Arabica coffee prices climb as exchange stocks fall

  • May New York cocoa rose 0.9% to $2,710 a tonne
  • March raw sugar fell 0.3% to 18 cents per lb
  • May arabica coffee was up 2.4% at $2.4810 per lb
08 Feb, 2022

LONDON: Arabica coffee futures on ICE rose sharply on Tuesday, boosted by a further decline in exchange stocks, while raw sugar was dragged down by a firmer dollar and weaker crude oil prices.

Coffee

May arabica coffee was up 2.4% at $2.4810 per lb at 1543 GMT as the market continued to derive support from falling exchange stocks.

Certified ICE arabica stocks stood at 1.08 million bags, as of Feb. 7, down sharply from 1.54 million bags at the end of 2021.

"The narrative is still declining stocks and doubt about how many years deficit we are confronting.
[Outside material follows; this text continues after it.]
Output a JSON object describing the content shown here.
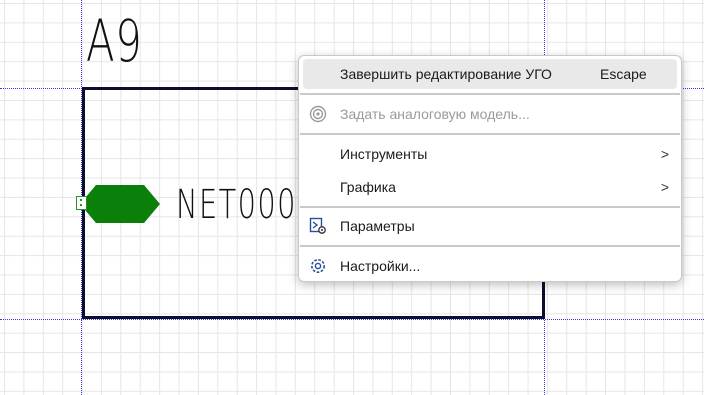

With COVID moving into the endemic phase and palpable demand building, it's really hard to believe that we have seen the highs," Cardiff Coffee Trading said in a market update.

May robusta coffee rose 0.4% to $2,227 a tonne, deriving support from the rally in arabica prices.

Traders are planning to deliver thousands of tonnes of robusta coffee from Asia to the ICE exchange in Europe for the first time in more than three years - a move likely to take the heat out of benchmark prices that are near 10-year peaks.

Arabica coffee regains ground, raw sugar weakens

Sugar

March raw sugar fell 0.3% to 18 cents per lb.

Dealers said weaker energy prices could lead to more use of cane to produce sugar rather than biofuel ethanol.

Raw sugar is forecast to end this year with an annual loss of nearly 6%, with the global market set to shift into a surplus in the 2022/23 season, a Reuters poll showed.

March white sugar, which expires on Friday, rose 0.4% to $494.70 a tonne but May was little changed at $481.80.

News that the Philippines was seeking to import 200,000 tonnes of white sugar helped to underpin prices.

Cocoa

May New York cocoa rose 0.9% to $2,710 a tonne.

Ghana's graded and sealed (G&S) cocoa arrivals reached 383,000 tonnes by Jan. 27 since the start of this year's harvest on Oct. 1, down 44% from 681,000 tonnes in same period of the previous season, figures from marketing board COCOBOD showed on Tuesday.

May London cocoa rose 0.2% to 1,798 pounds a tonne.